Braving North India’s chilly and windy weather, a huge number of farmers from Punjab, Haryana, and Rajasthan have taken out a protest march to Delhi from 26 to 28 November against three new agricultural ordinances implemented by the central government.
To prevent their entry into Delhi, on Thursday, strict arrangements were made by way of deploying police and security forces and putting barricades on the Delhi-Haryana border. This morning, farmers in Punjab broke through the barricade on the Patiala-Ambala highway and faced water cannons and tear gas shells. When these farmers reached Saadopur in Haryana, they had to face water cannons again.
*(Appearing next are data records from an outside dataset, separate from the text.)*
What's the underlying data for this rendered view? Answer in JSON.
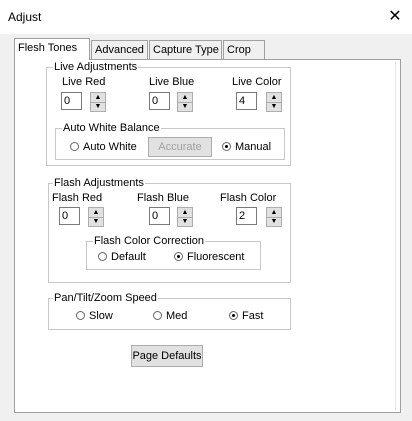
{
  "window": {
    "title": "Adjust",
    "close_glyph": "✕"
  },
  "tabs": [
    {
      "label": "Flesh Tones",
      "active": true
    },
    {
      "label": "Advanced",
      "active": false
    },
    {
      "label": "Capture Type",
      "active": false
    },
    {
      "label": "Crop",
      "active": false
    }
  ],
  "live": {
    "group_label": "Live Adjustments",
    "red_label": "Live Red",
    "red_value": "0",
    "blue_label": "Live Blue",
    "blue_value": "0",
    "color_label": "Live Color",
    "color_value": "4",
    "awb_label": "Auto White Balance",
    "auto_white_label": "Auto White",
    "accurate_label": "Accurate",
    "manual_label": "Manual",
    "selected": "Manual"
  },
  "flash": {
    "group_label": "Flash Adjustments",
    "red_label": "Flash Red",
    "red_value": "0",
    "blue_label": "Flash Blue",
    "blue_value": "0",
    "color_label": "Flash Color",
    "color_value": "2",
    "correction_label": "Flash Color Correction",
    "default_label": "Default",
    "fluorescent_label": "Fluorescent",
    "selected": "Fluorescent"
  },
  "ptz": {
    "group_label": "Pan/Tilt/Zoom Speed",
    "slow_label": "Slow",
    "med_label": "Med",
    "fast_label": "Fast",
    "selected": "Fast"
  },
  "page_defaults_label": "Page Defaults",
  "icons": {
    "spin_up": "▲",
    "spin_down": "▼"
  }
}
Right now all of Delhi’s boundaries are jammed. Activist Yogendra Yadav, in Gurugram, had called the Kisan Morcha to Delhi, but he and all those who reached there were taken into custody. Section 144 has been imposed in Haryana.
One lakh farmers have claimed to have joined the protest. The farmers have said that if they are stopped they will block all the routes to Delhi. In view of the farmers’ Delhi journey, the DMRC, the metro authority, has suspended all Metro services from NCR to Delhi till further orders.
The protest has been primarily against the recently passed agricultural laws by the Centre that include the Farmers’ Produce Trade and Commerce (Promotion and Facilitation) Bill, 2020, Farmers (Empowerment and Protection) Agreement on Price Assurance and Farm Services Bill, 2020 and Essential Commodities (Amendment) Bill 2020. Since the passing of these reforms, farmers have been actively voicing their concerns as they anticipate that the farm reforms would pave the way for the dismantling of the minimum support price system, thereby transferring the control to big companies.
#FarmersProtest | "We have sufficient ration for 2 months. We are prepared": Farmers travelling to Delhi tell NDTV's Mohammed Ghazali
— NDTV (@ndtv) November 26, 2020
Meanwhile, Union Minister Narendra Singh Tomar, on Thursday, invited them to join talks on December 3 to settle the issue. Requesting the protesting farmers to not disturb, the Union Minister guaranteed that the conversation will have positive outcomes.
While it is not right to stop the farmers from protesting against the policies and ordinances that would have a huge impact on their livelihood, it will be important to see what the centre takes as a reformative step.